Ohio
La enfermería se encontraba junto a la esquina sudoeste del barracón de equipo: dos bloques conectados por un pasillo cortado con ventanas con barras. Las brillantes luces de seguridad trazaban trapezoides angulares de sombras sobre el suelo de cemento del patio entre edificios, oscureciendo a un muchacho solitario. Alto y fornido, de unos diez años, descansaba o se apoyaba contra la puerta del ala de investigación, con los brazos cruzados.
—¿Quién eres? —gritó Middleton.
—Toby Smith, señora —dijo el muchacho, enderezándose. Se agitó y les miró con ojos cansados e inexpresivos.
—¿Estás enfermo, Toby?
—Estoy bien, señora.
—¿Dónde está el médico? —Middleton guio el carrito hasta situarlo a tres metros del muchacho. Dicken vio las mejillas pálidas del chico, casi por completo vacías de pecas.
El chico se volvió y señaló el ala de investigación.
—El doctor Kelson está en el gimnasio. Mi hermana ha muerto —dijo.
—Lamento oírlo, Toby —dijo Dicken, bajándose del asiento del carrito de golf—. Lo lamento mucho. Mi hermana murió hace un tiempo.
Dicken se le aproximó. Los ojos del chico estaban legañosos y hundidos.
—¿De qué ha muerto su hermana? —preguntó Toby, entrecerrando los ojos al mirar a Dicken.
—Una enfermedad que pilló por una picadura de mosquito. Se llama Virus del Nilo Oeste. ¿Puedo examinarte los dedos, Toby?

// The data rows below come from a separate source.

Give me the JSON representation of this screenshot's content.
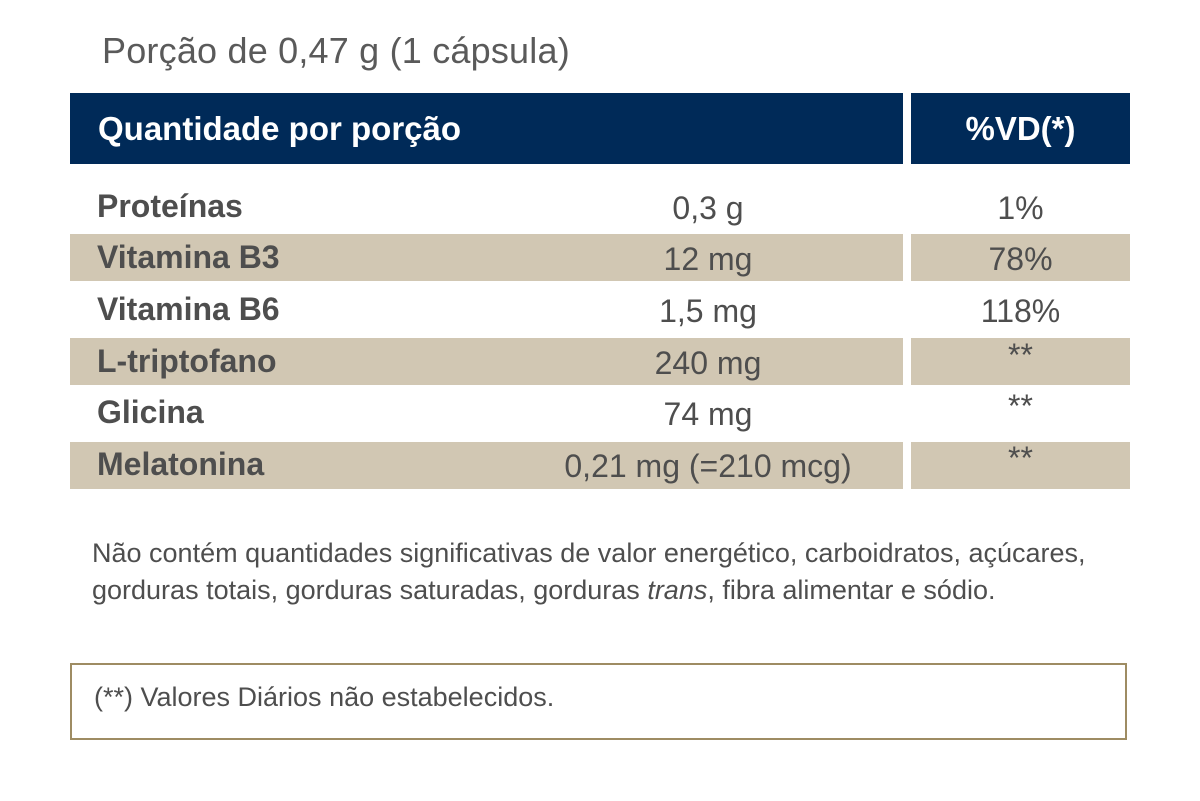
{
  "serving_size": "Porção de 0,47 g (1 cápsula)",
  "table": {
    "header_quantity": "Quantidade por porção",
    "header_vd": "%VD(*)",
    "rows": [
      {
        "name": "Proteínas",
        "amount": "0,3 g",
        "vd": "1%"
      },
      {
        "name": "Vitamina B3",
        "amount": "12 mg",
        "vd": "78%"
      },
      {
        "name": "Vitamina B6",
        "amount": "1,5 mg",
        "vd": "118%"
      },
      {
        "name": "L-triptofano",
        "amount": "240 mg",
        "vd": "**"
      },
      {
        "name": "Glicina",
        "amount": "74 mg",
        "vd": "**"
      },
      {
        "name": "Melatonina",
        "amount": "0,21 mg (=210 mcg)",
        "vd": "**"
      }
    ]
  },
  "note": {
    "part1": "Não contém quantidades significativas de valor energético, carboidratos, açúcares, gorduras totais, gorduras saturadas, gorduras ",
    "italic": "trans",
    "part2": ", fibra alimentar e sódio."
  },
  "footnote": "(**) Valores Diários não estabelecidos.",
  "colors": {
    "header_bg": "#002a58",
    "band_bg": "#d1c7b3",
    "box_border": "#9e8c63"
  }
}
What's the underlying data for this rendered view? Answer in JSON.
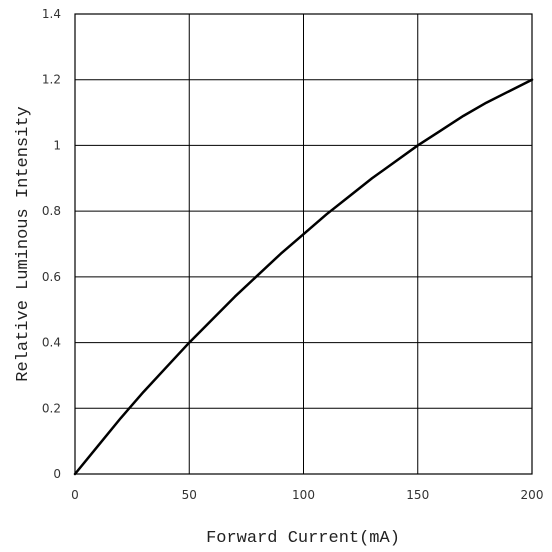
{
  "chart_data": {
    "type": "line",
    "title": "",
    "xlabel": "Forward Current(mA)",
    "ylabel": "Relative Luminous Intensity",
    "xlim": [
      0,
      200
    ],
    "ylim": [
      0,
      1.4
    ],
    "x_ticks": [
      "0",
      "50",
      "100",
      "150",
      "200"
    ],
    "y_ticks": [
      "0",
      "0.2",
      "0.4",
      "0.6",
      "0.8",
      "1",
      "1.2",
      "1.4"
    ],
    "x_tick_values": [
      0,
      50,
      100,
      150,
      200
    ],
    "y_tick_values": [
      0,
      0.2,
      0.4,
      0.6,
      0.8,
      1.0,
      1.2,
      1.4
    ],
    "grid": true,
    "line_color": "#000000",
    "series": [
      {
        "x": [
          0,
          10,
          20,
          30,
          40,
          50,
          60,
          70,
          80,
          90,
          100,
          110,
          120,
          130,
          140,
          150,
          160,
          170,
          180,
          190,
          200
        ],
        "y": [
          0,
          0.085,
          0.17,
          0.25,
          0.325,
          0.4,
          0.47,
          0.54,
          0.605,
          0.67,
          0.73,
          0.79,
          0.845,
          0.9,
          0.95,
          1.0,
          1.045,
          1.09,
          1.13,
          1.165,
          1.2
        ]
      }
    ]
  }
}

—No. —El chico ocultó las manos en la espalda—. No quiero que me dispare.
—No digas tonterías, Toby —dijo Middleton—. Yo no les permitiría disparar a nadie.
—¿Puedo verlos, Toby? —insistió Dicken. Se quitó las gafas. Algo en el tono, alguna simpatía, o quizá su olor, si Toby podía olerle, hizo que el chico mirase a Dicken con ojos entrecerrados y le presentase las manos. Con delicadeza Dicken giró la mano del muchacho y examinó la palma y la piel entre los dedos. No había lesiones. Toby retorció el rostro y agitó los dedos.

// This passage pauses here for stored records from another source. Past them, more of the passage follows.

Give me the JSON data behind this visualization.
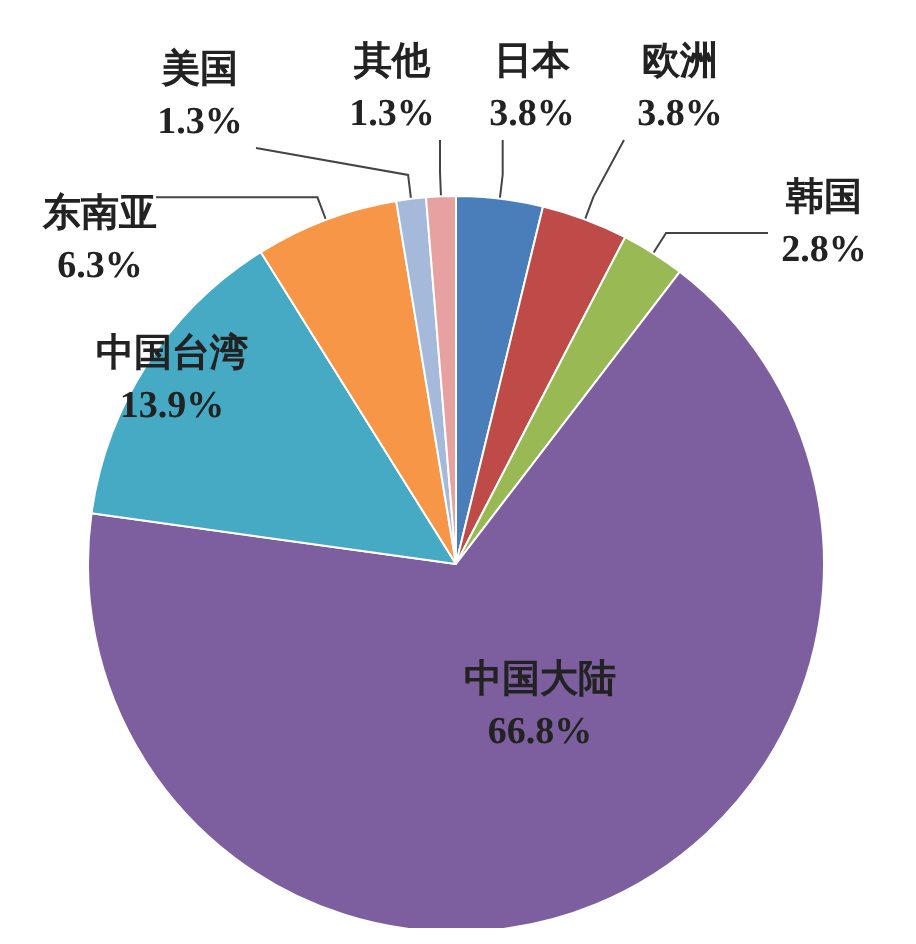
{
  "chart_data": {
    "type": "pie",
    "categories": [
      "日本",
      "欧洲",
      "韩国",
      "中国大陆",
      "中国台湾",
      "东南亚",
      "美国",
      "其他"
    ],
    "values": [
      3.8,
      3.8,
      2.8,
      66.8,
      13.9,
      6.3,
      1.3,
      1.3
    ],
    "value_labels": [
      "3.8%",
      "3.8%",
      "2.8%",
      "66.8%",
      "13.9%",
      "6.3%",
      "1.3%",
      "1.3%"
    ],
    "colors": [
      "#4a7ebb",
      "#be4b48",
      "#98b954",
      "#7d5fa0",
      "#46aac5",
      "#f79646",
      "#a5b9db",
      "#e6a1a0"
    ],
    "legend": false
  }
}
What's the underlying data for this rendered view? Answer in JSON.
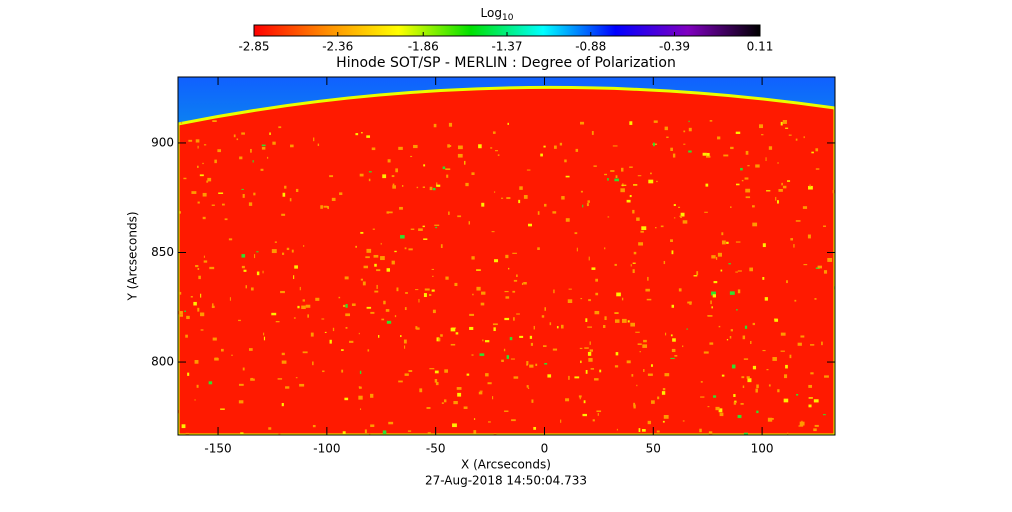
{
  "chart_data": {
    "type": "image",
    "title": "Hinode SOT/SP - MERLIN : Degree of Polarization",
    "footnote": "27-Aug-2018 14:50:04.733",
    "x_label": "X (Arcseconds)",
    "y_label": "Y (Arcseconds)",
    "xlim": [
      -168.4,
      133.5
    ],
    "ylim": [
      766.7,
      930.1
    ],
    "xticks": [
      -150,
      -100,
      -50,
      0,
      50,
      100
    ],
    "yticks": [
      800,
      850,
      900
    ],
    "colorbar": {
      "label": "Log",
      "label_subscript": "10",
      "lim": [
        -2.85,
        0.11
      ],
      "ticks": [
        -2.85,
        -2.36,
        -1.86,
        -1.37,
        -0.88,
        -0.39,
        0.11
      ],
      "colors": [
        "#ff0000",
        "#ff8c00",
        "#ffff00",
        "#00e000",
        "#00ffff",
        "#0000ff",
        "#8000c0",
        "#000000"
      ]
    }
  }
}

—Eres un joven muy fuerte, Toby —dijo Dicken.
—He estado ayudando en la enfermería, y ahora estaba descansando —dijo Toby—. Debería volver.

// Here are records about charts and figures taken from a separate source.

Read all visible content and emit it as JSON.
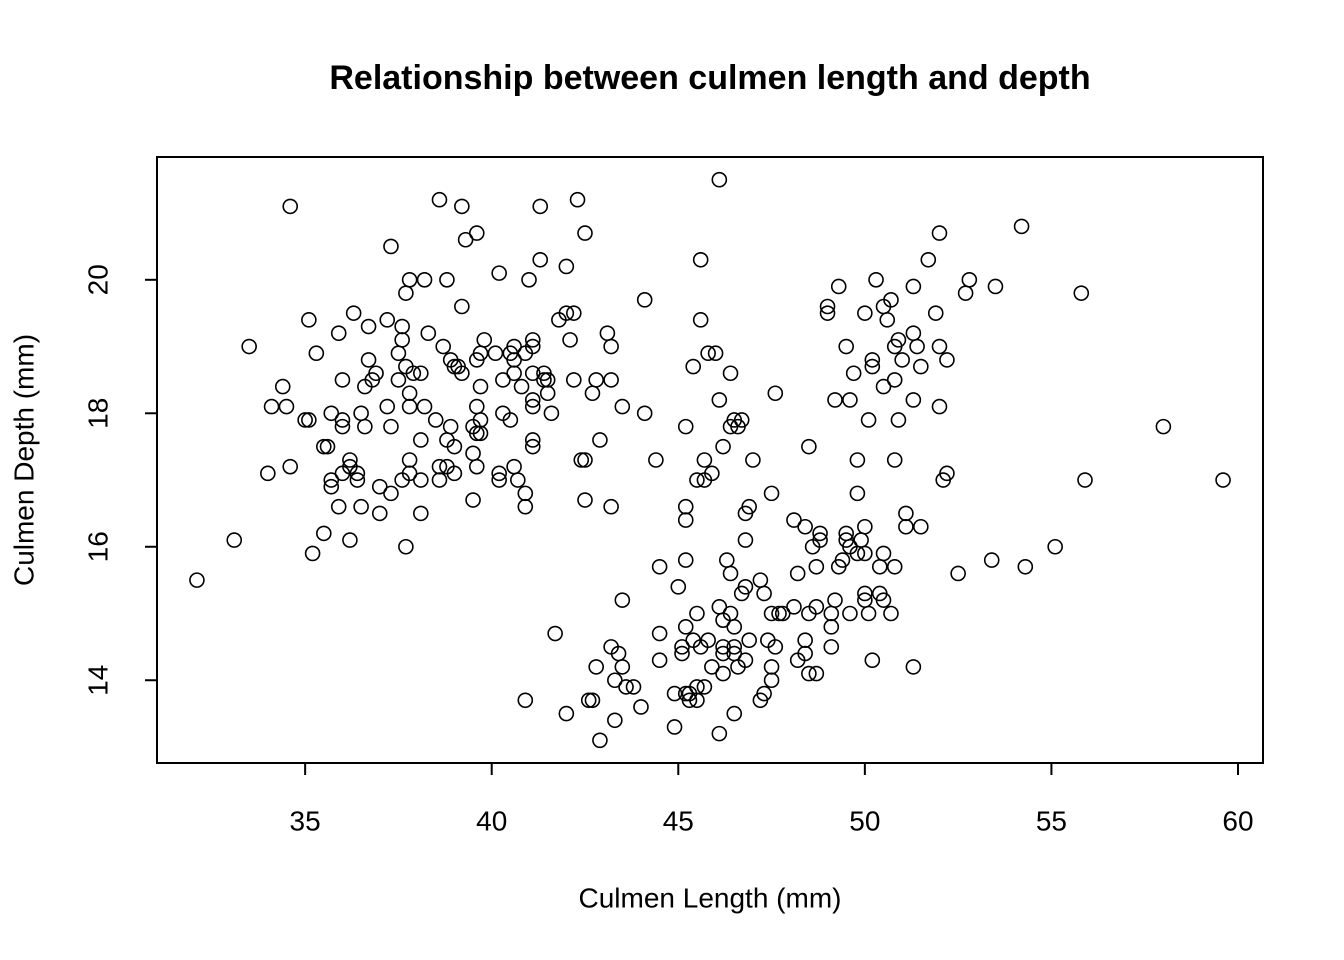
{
  "chart_data": {
    "type": "scatter",
    "title": "Relationship between culmen length and depth",
    "x_label": "Culmen Length (mm)",
    "y_label": "Culmen Depth (mm)",
    "xlim": [
      31.03,
      60.67
    ],
    "ylim": [
      12.76,
      21.84
    ],
    "xticks": [
      35,
      40,
      45,
      50,
      55,
      60
    ],
    "yticks": [
      14,
      16,
      18,
      20
    ],
    "color": "#000000",
    "grid": false,
    "x": [
      32.1,
      33.1,
      33.5,
      34.0,
      34.1,
      34.4,
      34.5,
      34.6,
      34.6,
      35.0,
      35.1,
      35.1,
      35.2,
      35.3,
      35.5,
      35.5,
      35.6,
      35.7,
      35.7,
      35.7,
      35.9,
      35.9,
      36.0,
      36.0,
      36.0,
      36.0,
      36.2,
      36.2,
      36.2,
      36.3,
      36.4,
      36.4,
      36.5,
      36.5,
      36.6,
      36.6,
      36.7,
      36.7,
      36.8,
      36.9,
      37.0,
      37.0,
      37.2,
      37.2,
      37.3,
      37.3,
      37.3,
      37.5,
      37.5,
      37.6,
      37.6,
      37.6,
      37.7,
      37.7,
      37.7,
      37.8,
      37.8,
      37.8,
      37.8,
      37.8,
      37.9,
      38.1,
      38.1,
      38.1,
      38.1,
      38.2,
      38.2,
      38.3,
      38.5,
      38.6,
      38.6,
      38.6,
      38.7,
      38.8,
      38.8,
      38.8,
      38.9,
      38.9,
      39.0,
      39.0,
      39.0,
      39.1,
      39.2,
      39.2,
      39.2,
      39.3,
      39.5,
      39.5,
      39.5,
      39.6,
      39.6,
      39.6,
      39.6,
      39.6,
      39.7,
      39.7,
      39.7,
      39.7,
      39.8,
      40.1,
      40.2,
      40.2,
      40.2,
      40.3,
      40.3,
      40.5,
      40.5,
      40.6,
      40.6,
      40.6,
      40.6,
      40.7,
      40.8,
      40.9,
      40.9,
      40.9,
      40.9,
      41.0,
      41.1,
      41.1,
      41.1,
      41.1,
      41.1,
      41.1,
      41.1,
      41.3,
      41.3,
      41.4,
      41.4,
      41.5,
      41.5,
      41.6,
      41.7,
      41.8,
      42.0,
      42.0,
      42.0,
      42.1,
      42.2,
      42.2,
      42.3,
      42.4,
      42.5,
      42.5,
      42.5,
      42.6,
      42.7,
      42.7,
      42.8,
      42.8,
      42.9,
      42.9,
      43.1,
      43.2,
      43.2,
      43.2,
      43.2,
      43.3,
      43.3,
      43.4,
      43.5,
      43.5,
      43.5,
      43.6,
      43.8,
      44.0,
      44.1,
      44.1,
      44.4,
      44.5,
      44.5,
      44.5,
      44.9,
      44.9,
      45.0,
      45.1,
      45.1,
      45.2,
      45.2,
      45.2,
      45.2,
      45.2,
      45.2,
      45.3,
      45.3,
      45.4,
      45.4,
      45.5,
      45.5,
      45.5,
      45.5,
      45.6,
      45.6,
      45.6,
      45.7,
      45.7,
      45.7,
      45.8,
      45.8,
      45.9,
      45.9,
      46.0,
      46.1,
      46.1,
      46.1,
      46.1,
      46.2,
      46.2,
      46.2,
      46.2,
      46.2,
      46.3,
      46.4,
      46.4,
      46.4,
      46.4,
      46.5,
      46.5,
      46.5,
      46.5,
      46.5,
      46.6,
      46.6,
      46.7,
      46.7,
      46.8,
      46.8,
      46.8,
      46.8,
      46.9,
      46.9,
      47.0,
      47.2,
      47.2,
      47.3,
      47.3,
      47.4,
      47.5,
      47.5,
      47.5,
      47.5,
      47.6,
      47.6,
      47.7,
      47.8,
      48.1,
      48.1,
      48.2,
      48.2,
      48.4,
      48.4,
      48.4,
      48.5,
      48.5,
      48.5,
      48.6,
      48.7,
      48.7,
      48.7,
      48.8,
      48.8,
      49.0,
      49.0,
      49.1,
      49.1,
      49.1,
      49.2,
      49.2,
      49.3,
      49.3,
      49.4,
      49.5,
      49.5,
      49.5,
      49.6,
      49.6,
      49.6,
      49.7,
      49.8,
      49.8,
      49.8,
      49.9,
      50.0,
      50.0,
      50.0,
      50.0,
      50.0,
      50.1,
      50.1,
      50.2,
      50.2,
      50.2,
      50.3,
      50.4,
      50.4,
      50.5,
      50.5,
      50.5,
      50.5,
      50.6,
      50.7,
      50.7,
      50.8,
      50.8,
      50.8,
      50.8,
      50.9,
      50.9,
      51.0,
      51.1,
      51.1,
      51.3,
      51.3,
      51.3,
      51.3,
      51.4,
      51.5,
      51.5,
      51.7,
      51.9,
      52.0,
      52.0,
      52.0,
      52.1,
      52.2,
      52.2,
      52.5,
      52.7,
      52.8,
      53.4,
      53.5,
      54.2,
      54.3,
      55.1,
      55.8,
      55.9,
      58.0,
      59.6
    ],
    "values": [
      15.5,
      16.1,
      19.0,
      17.1,
      18.1,
      18.4,
      18.1,
      21.1,
      17.2,
      17.9,
      17.9,
      19.4,
      15.9,
      18.9,
      16.2,
      17.5,
      17.5,
      16.9,
      17.0,
      18.0,
      19.2,
      16.6,
      17.8,
      17.9,
      18.5,
      17.1,
      17.3,
      17.2,
      16.1,
      19.5,
      17.1,
      17.0,
      18.0,
      16.6,
      18.4,
      17.8,
      19.3,
      18.8,
      18.5,
      18.6,
      16.5,
      16.9,
      18.1,
      19.4,
      17.8,
      16.8,
      20.5,
      18.5,
      18.9,
      19.1,
      19.3,
      17.0,
      19.8,
      16.0,
      18.7,
      20.0,
      18.1,
      18.3,
      17.3,
      17.1,
      18.6,
      16.5,
      17.0,
      18.6,
      17.6,
      20.0,
      18.1,
      19.2,
      17.9,
      21.2,
      17.2,
      17.0,
      19.0,
      20.0,
      17.6,
      17.2,
      18.8,
      17.8,
      17.1,
      17.5,
      18.7,
      18.7,
      21.1,
      18.6,
      19.6,
      20.6,
      17.8,
      16.7,
      17.4,
      20.7,
      18.8,
      18.1,
      17.7,
      17.2,
      17.7,
      18.4,
      18.9,
      17.9,
      19.1,
      18.9,
      20.1,
      17.1,
      17.0,
      18.5,
      18.0,
      17.9,
      18.9,
      19.0,
      18.6,
      17.2,
      18.8,
      17.0,
      18.4,
      18.9,
      16.8,
      16.6,
      13.7,
      20.0,
      19.1,
      19.0,
      18.2,
      18.1,
      17.6,
      17.5,
      18.6,
      20.3,
      21.1,
      18.6,
      18.5,
      18.3,
      18.5,
      18.0,
      14.7,
      19.4,
      20.2,
      19.5,
      13.5,
      19.1,
      18.5,
      19.5,
      21.2,
      17.3,
      17.3,
      20.7,
      16.7,
      13.7,
      18.3,
      13.7,
      18.5,
      14.2,
      17.6,
      13.1,
      19.2,
      16.6,
      19.0,
      18.5,
      14.5,
      14.0,
      13.4,
      14.4,
      14.2,
      18.1,
      15.2,
      13.9,
      13.9,
      13.6,
      18.0,
      19.7,
      17.3,
      15.7,
      14.7,
      14.3,
      13.3,
      13.8,
      15.4,
      14.4,
      14.5,
      14.8,
      16.4,
      16.6,
      17.8,
      15.8,
      13.8,
      13.7,
      13.8,
      18.7,
      14.6,
      15.0,
      13.9,
      13.7,
      17.0,
      19.4,
      20.3,
      14.5,
      17.3,
      17.0,
      13.9,
      14.6,
      18.9,
      14.2,
      17.1,
      18.9,
      21.5,
      15.1,
      18.2,
      13.2,
      17.5,
      14.9,
      14.5,
      14.4,
      14.1,
      15.8,
      15.0,
      15.6,
      18.6,
      17.8,
      17.9,
      14.8,
      14.5,
      14.4,
      13.5,
      17.8,
      14.2,
      17.9,
      15.3,
      16.5,
      16.1,
      15.4,
      14.3,
      16.6,
      14.6,
      17.3,
      15.5,
      13.7,
      15.3,
      13.8,
      14.6,
      15.0,
      14.0,
      14.2,
      16.8,
      18.3,
      14.5,
      15.0,
      15.0,
      15.1,
      16.4,
      15.6,
      14.3,
      14.6,
      16.3,
      14.4,
      17.5,
      14.1,
      15.0,
      16.0,
      14.1,
      15.1,
      15.7,
      16.2,
      16.1,
      19.6,
      19.5,
      14.8,
      14.5,
      15.0,
      18.2,
      15.2,
      15.7,
      19.9,
      15.8,
      16.2,
      16.1,
      19.0,
      16.0,
      18.2,
      15.0,
      18.6,
      17.3,
      15.9,
      16.8,
      16.1,
      19.5,
      16.3,
      15.9,
      15.2,
      15.3,
      17.9,
      15.0,
      18.8,
      18.7,
      14.3,
      20.0,
      15.7,
      15.3,
      19.6,
      18.4,
      15.9,
      15.2,
      19.4,
      19.7,
      15.0,
      19.0,
      18.5,
      17.3,
      15.7,
      19.1,
      17.9,
      18.8,
      16.5,
      16.3,
      19.9,
      19.2,
      18.2,
      14.2,
      19.0,
      18.7,
      16.3,
      20.3,
      19.5,
      20.7,
      19.0,
      18.1,
      17.0,
      17.1,
      18.8,
      15.6,
      19.8,
      20.0,
      15.8,
      19.9,
      20.8,
      15.7,
      16.0,
      19.8,
      17.0,
      17.8,
      17.0
    ]
  }
}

—Los chicos son tan nobles —dijo DeWitt—. Se relacionan de forma tan estrecha, como una familia, entre ellos… Dígaselo al mundo exterior.
—No quieren oírlo —dijo Dicken apenado.
—Tienen miedo —dijo Augustine.
—¿De mí? —preguntó Toby.
El pequeño walkie—talkie del carrito gimió. Middleton se alejó para responder. Apretó los labios mientras escuchaba. Luego se volvió hacia Augustine.
—Seguridad vio salir el coche del director por la entrada sur hace diez minutos. Iba solo. Creen que ha huido.
Augustine cerró los ojos y agitó la cabeza.
—Alguien le alertó. Probablemente el gobernador haya ordenado una cuarentena completa. Por ahora estamos solos.
—Entonces tenemos que actuar rápido —dijo Dicken—. Necesito muestras del personal que quede, y de todos los niños que sea posible. Debo descubrir de dónde salió este virus. Quizá podamos mandar un mensaje y detener esta locura. ¿Los niños de tratamiento especial han tenido contacto con los niños del exterior?
—Ninguno que yo sepa —dijo Middleton—. Pero no soy la responsable de ese edificio. Ése era el dominio de Aram Jurie. Él y Pickman formaban parte del círculo interno de Trask.
—Pickman y Jurie decían que a los especiales había que mantenerlos separados —añadió DeWitt—. Algo sobre que las enfermedades mentales eran aditivas en los niños SHEVA. Creo que estaban interesados en los efectos de la locura y el estrés.
Disparadores víricos, pensó Dicken. Se debatía entre el asco y la euforia. Puede que después de todo encontrase las claves que precisaba.
—¿Ahora quién está ahí?
—Creo que quedan seis enfermeras —Middleton apartó la vista, conteniendo las lágrimas.
—Necesitaré muestras de esas seis enfermeras en particular. Muestras de nariz, recortes de uñas, esputo y sangre. Creo que deberíamos hacerlo ahora.
—Christopher es el jefe —dijo Augustine—. Hagan lo que pida.
—Puedo llevarle —dijo DeWitt. Apretó el brazo de Middleton como muestra de apoyo—. Yolanda quiere volver con los niños. La necesitan. Yo ahora no valgo para mucho.
—Vamos —dijo Dicken. Se dirigió hacia Toby—. Gracias, Toby. Has sido de mucha ayuda.